Fragmento do Prefácio de Fernando Rosas do livro póstumo de
Flausino Torres, Diário da Batalha de Praga, texto inédito escrito em 1968, agora editado pelas Edições Afrontamento com apresentação e notas de Paulo Torres Bento.
( ) este Diário é o de uma Batalha, batalha não só do povo checoslovaco contra o invasor e as forças obscuras que reemergiram da sombra e do passado recente para barrar o novo curso de Dubcek e da sua equipa de reformadores. Batalha também, e para tantos decisiva e derradeira, de muitos militantes comunistas portugueses (desde logo os exilados nos países do leste) pela coerência de um ideal que deles e das suas vidas tinha feito quase tudo o que eram, um ideal que sentiam resgatado, renascido, pelo socialismo de rosto humanoanunciado pela Primavera de Praga, isto é, pelas mudanças operadas na direcção e no programa do PC da Checoslováquia a partir de Janeiro de 1968, quando Dubcek, a face da mudança, assume a direcção do partido, e na prática, do Estado.
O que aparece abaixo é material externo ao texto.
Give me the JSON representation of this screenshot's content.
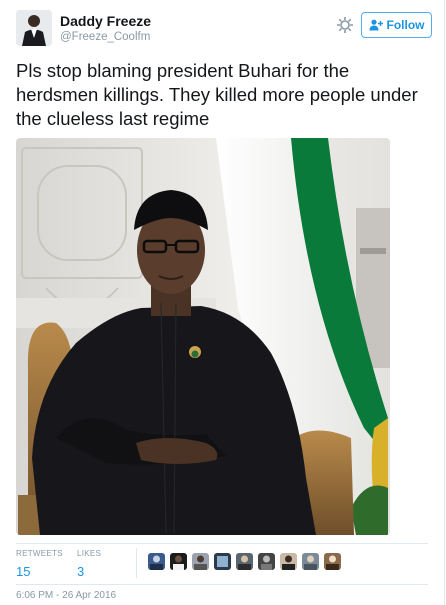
{
  "author": {
    "display_name": "Daddy Freeze",
    "handle": "@Freeze_Coolfm",
    "avatar_icon": "user-avatar"
  },
  "actions": {
    "settings_icon": "gear-icon",
    "follow_label": "Follow",
    "follow_icon": "add-user-icon"
  },
  "tweet": {
    "text": "Pls stop blaming president Buhari for the herdsmen killings. They killed more people under the clueless last regime",
    "media_icon": "photo"
  },
  "stats": {
    "retweets_label": "RETWEETS",
    "retweets_count": "15",
    "likes_label": "LIKES",
    "likes_count": "3"
  },
  "timestamp": "6:06 PM - 26 Apr 2016",
  "colors": {
    "accent": "#1b95e0",
    "border": "#e1e8ed",
    "muted": "#8899a6",
    "flag_green": "#0a7a3a",
    "flag_white": "#f4f4f2"
  }
}
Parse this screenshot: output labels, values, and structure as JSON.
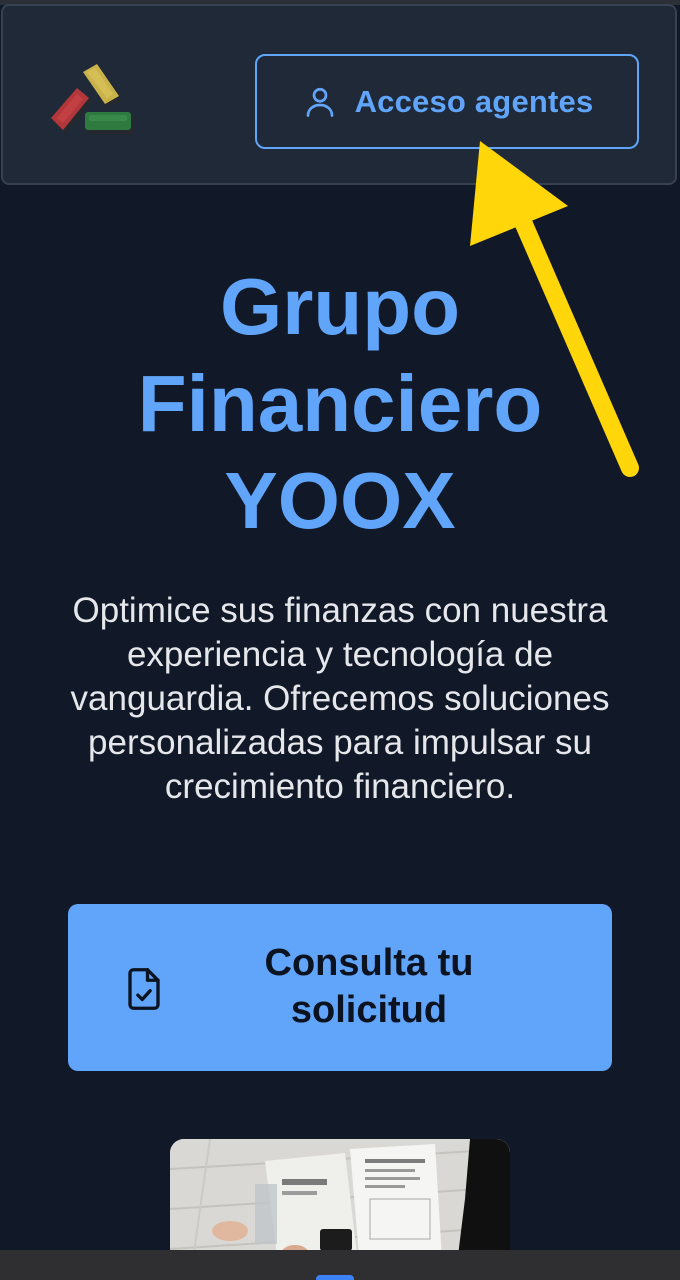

Batalha que mobiliza totalmente o intelectual comunista Flausino Torres, então leitor de Cultura e Língua portuguesa na Universidade de Karlova, em Praga, e vários dos seus camaradas de um exílio feito de muitas dúvidas e desilusões com a experiência do socialismo real. Estava ali, afinal, a alternativa, o reencontro do socialismo consigo próprio, com o que entendiam, como nestes textos nos dá conta Flausino Torres, ser a sua essência de humanitarismo, democracia, participação operária e cidadã, liberdade, independência nacional, dignidade, em suma. Por tudo isto, combate que os faz chocar de frente, e no caso de Flausino usando uma violência verbal e escrita sem precedentes, com a direcção do PCP e o próprio Álvaro Cunhal, designadamente numa decisiva e tempestuosa reunião que se realiza, em Novembro de 1968, em Praga, da qual resultará o seu afastamento das fileiras do partido em que militava desde o final dos anos trinta. ( ).